Seth, to his great credit, will hardly notice. The excitement of his new adventure will surely not have worn off by the time I drag back home on Wednesday night, just in time for . . . Back to School Night at Luke’s high school. I anticipate that the teachers I meet that night will find me charming if but a bit unkempt and maybe catatonic. What is it they say about having only one chance to make a good first impression? Luke’s teachers are sure to be dazzled.

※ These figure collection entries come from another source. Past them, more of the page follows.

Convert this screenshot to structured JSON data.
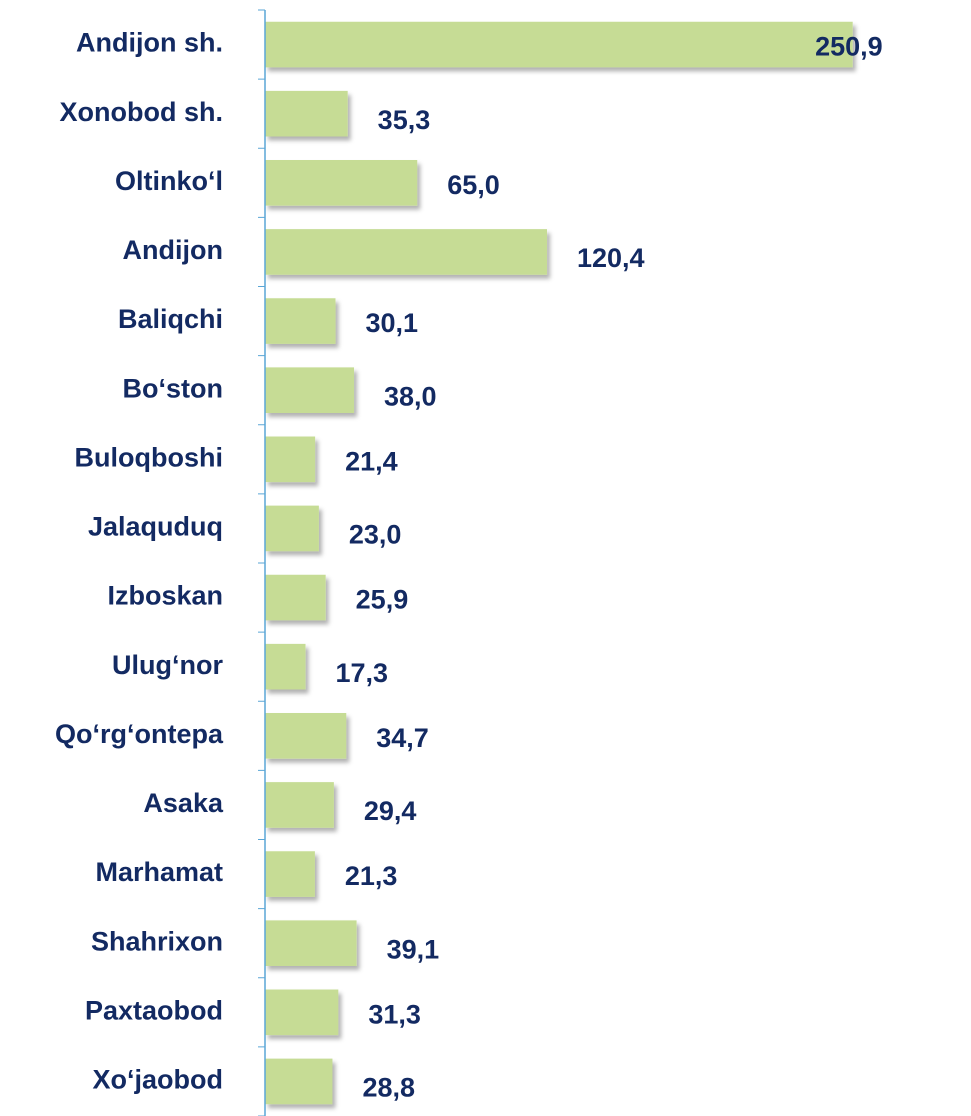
{
  "chart_data": {
    "type": "barh",
    "categories": [
      "Andijon sh.",
      "Xonobod sh.",
      "Oltinko‘l",
      "Andijon",
      "Baliqchi",
      "Bo‘ston",
      "Buloqboshi",
      "Jalaquduq",
      "Izboskan",
      "Ulug‘nor",
      "Qo‘rg‘ontepa",
      "Asaka",
      "Marhamat",
      "Shahrixon",
      "Paxtaobod",
      "Xo‘jaobod"
    ],
    "values": [
      250.9,
      35.3,
      65.0,
      120.4,
      30.1,
      38.0,
      21.4,
      23.0,
      25.9,
      17.3,
      34.7,
      29.4,
      21.3,
      39.1,
      31.3,
      28.8
    ],
    "value_labels": [
      "250,9",
      "35,3",
      "65,0",
      "120,4",
      "30,1",
      "38,0",
      "21,4",
      "23,0",
      "25,9",
      "17,3",
      "34,7",
      "29,4",
      "21,3",
      "39,1",
      "31,3",
      "28,8"
    ],
    "color": "#c6dc95",
    "xlim": [
      0,
      260
    ]
  }
}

Originally we had planned to spend Labor Day at the San Diego Zoo, but instead we’re going down on the Saturday before. No big deal except it means that I will miss my beloved UCLA Bruins’ opening football game, which I will tape and now watch—what?—a week later. Or probably not at all.

What a rough life I lead.

In contrast, my wife just had her third knee surgery last week. Afterward, the doctor informed her that her cartilage is so badly deteriorated that within a few years she will likely have to have knee replacement surgery. Elsewhere, a dear friend is facing a tragic divorce (is there any other kind?) after nearly 30 years of marriage. And another good friend has seen everything he has lived and worked for taken away from him after a series of bad choices and horrible decisions. His life is a wreck.

And here I’m complaining about jet lag and a trip to the zoo. Makes me so ashamed I’m tempted not to send this letter. But by now you probably know me well enough that my pettiness doesn’t surprise you. So . . . instead I shall take deep, cleansing breaths and try to maintain a little perspective: my kids are happily enrolled in excellent schools; my work is going so well that somebody on the other side of the world wants to pay for a couple of days of my time; and I live so close to one of the world’s great zoos that I can do it in a day trip. And besides, my Bruins are supposed to lose, so maybe I’ll be glad to have missed the game anyway. I’ll still miss that first day of kindergarten, but such is life. Right?